Most workers will have an IR-capable desktop computer and an IR-capable portable computer. The portable is either "docked" to the desktop or carried with the worker as she roams between office buildings and labs.
To prepare for a meeting, the portable owner downloads the departmental project schedule information from a LAN database to the desktop, adds some late-breaking information that is only on her desktop PC, and then squirts a filtered set of schedule information to the portable using the IR link.
When she arrives at the meeting in a nearby building, all the attendees have IR-capable laptops loaded with their department's part of the schedule. During the beginning of the meeting each worker uses the laptop to check schedule facts, take notes, revise the dependencies in their schedules, and squirt schedule facts to each other as needed.

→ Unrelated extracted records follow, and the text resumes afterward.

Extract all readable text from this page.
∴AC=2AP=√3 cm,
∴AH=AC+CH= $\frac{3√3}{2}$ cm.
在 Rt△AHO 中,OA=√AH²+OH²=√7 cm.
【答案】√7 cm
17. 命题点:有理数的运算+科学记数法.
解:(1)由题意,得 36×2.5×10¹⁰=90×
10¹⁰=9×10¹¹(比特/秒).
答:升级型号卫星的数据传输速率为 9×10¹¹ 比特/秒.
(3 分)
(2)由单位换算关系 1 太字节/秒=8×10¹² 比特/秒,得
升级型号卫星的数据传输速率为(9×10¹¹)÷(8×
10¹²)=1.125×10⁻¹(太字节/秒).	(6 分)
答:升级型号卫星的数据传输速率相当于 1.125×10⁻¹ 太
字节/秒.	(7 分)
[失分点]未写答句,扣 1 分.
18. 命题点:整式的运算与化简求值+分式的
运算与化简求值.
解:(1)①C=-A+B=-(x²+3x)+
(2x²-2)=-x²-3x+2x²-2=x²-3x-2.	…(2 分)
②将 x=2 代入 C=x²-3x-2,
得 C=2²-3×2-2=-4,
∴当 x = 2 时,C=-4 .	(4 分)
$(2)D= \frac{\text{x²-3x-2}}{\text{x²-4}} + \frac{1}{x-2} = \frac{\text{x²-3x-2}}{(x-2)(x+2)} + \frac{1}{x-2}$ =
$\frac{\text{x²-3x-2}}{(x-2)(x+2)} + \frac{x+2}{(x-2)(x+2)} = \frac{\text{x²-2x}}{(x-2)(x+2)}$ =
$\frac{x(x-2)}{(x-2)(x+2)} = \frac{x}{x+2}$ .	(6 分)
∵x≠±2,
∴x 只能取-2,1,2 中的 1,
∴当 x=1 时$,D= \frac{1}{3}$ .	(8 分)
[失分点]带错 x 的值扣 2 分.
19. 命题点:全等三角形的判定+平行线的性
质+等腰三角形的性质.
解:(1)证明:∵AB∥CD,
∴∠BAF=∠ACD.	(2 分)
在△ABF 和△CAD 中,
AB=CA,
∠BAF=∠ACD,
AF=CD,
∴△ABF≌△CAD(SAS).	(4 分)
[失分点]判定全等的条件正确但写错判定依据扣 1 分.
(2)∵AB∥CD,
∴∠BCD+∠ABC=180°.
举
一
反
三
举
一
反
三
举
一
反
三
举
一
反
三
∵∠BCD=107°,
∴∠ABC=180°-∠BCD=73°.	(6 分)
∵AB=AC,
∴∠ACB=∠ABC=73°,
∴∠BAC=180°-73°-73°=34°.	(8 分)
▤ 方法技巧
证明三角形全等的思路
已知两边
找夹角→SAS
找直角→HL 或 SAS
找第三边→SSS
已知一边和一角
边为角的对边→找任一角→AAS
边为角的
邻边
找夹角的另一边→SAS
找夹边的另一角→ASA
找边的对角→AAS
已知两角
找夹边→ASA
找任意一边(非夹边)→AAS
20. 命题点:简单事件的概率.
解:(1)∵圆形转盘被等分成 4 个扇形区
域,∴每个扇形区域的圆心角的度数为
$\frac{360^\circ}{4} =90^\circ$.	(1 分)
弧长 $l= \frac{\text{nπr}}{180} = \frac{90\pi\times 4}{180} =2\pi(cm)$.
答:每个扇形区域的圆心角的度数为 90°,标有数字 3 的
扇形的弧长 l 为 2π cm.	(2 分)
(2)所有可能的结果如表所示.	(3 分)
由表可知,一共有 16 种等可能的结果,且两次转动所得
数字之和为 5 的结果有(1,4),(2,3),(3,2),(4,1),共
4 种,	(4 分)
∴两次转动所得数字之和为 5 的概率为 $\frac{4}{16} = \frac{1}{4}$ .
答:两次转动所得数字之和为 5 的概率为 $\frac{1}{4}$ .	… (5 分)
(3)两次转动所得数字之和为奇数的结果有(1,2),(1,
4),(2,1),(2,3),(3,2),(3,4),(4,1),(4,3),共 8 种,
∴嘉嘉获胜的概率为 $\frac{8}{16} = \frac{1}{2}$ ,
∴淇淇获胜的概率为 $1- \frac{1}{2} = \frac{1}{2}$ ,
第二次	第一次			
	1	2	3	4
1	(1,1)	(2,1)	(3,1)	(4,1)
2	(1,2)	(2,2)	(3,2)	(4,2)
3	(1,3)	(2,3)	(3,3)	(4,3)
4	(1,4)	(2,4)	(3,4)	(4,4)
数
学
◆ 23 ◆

During the break, workers with access to an IR-capable LAN access point, which will be available in most meeting rooms, can use laptops to send and receive e-mail messages relevant to the meeting.
After the break, the attendees collaborate on a new schedule using IR-capable conferencing software on their portables. When a realistic schedule is hammered out, one worker with the agreed-upon schedule on her portable leaves immediately for the airport and flies to a board meeting to present the schedule.
In transit, she uses the laptop to continue exchanging e-mail messages in the airport and hotel using an IR-capable public phone. While in transit, she receives detailed messages about the upcoming board meeting on her IR-capable pager and organizes the messages by squirting them into the IR-capable personal information manager (PIM) application on her laptop.
In a hotel room, she uses the laptop to add the latest schedule information to an electronic slide presentation. In the hotel business service center she uses the IR-capable presentation graphics software to squirt the slide images to an IR-capable laser printer, producing handouts for the meeting.
At the board meeting, she displays the electronic slides to an audience by squirting them one at a time from the laptop to a high-speed IR-capable large screen video projector (some slides have digital video and audio clips that demonstrate the physical processes underlying the schedule dependencies she is presenting).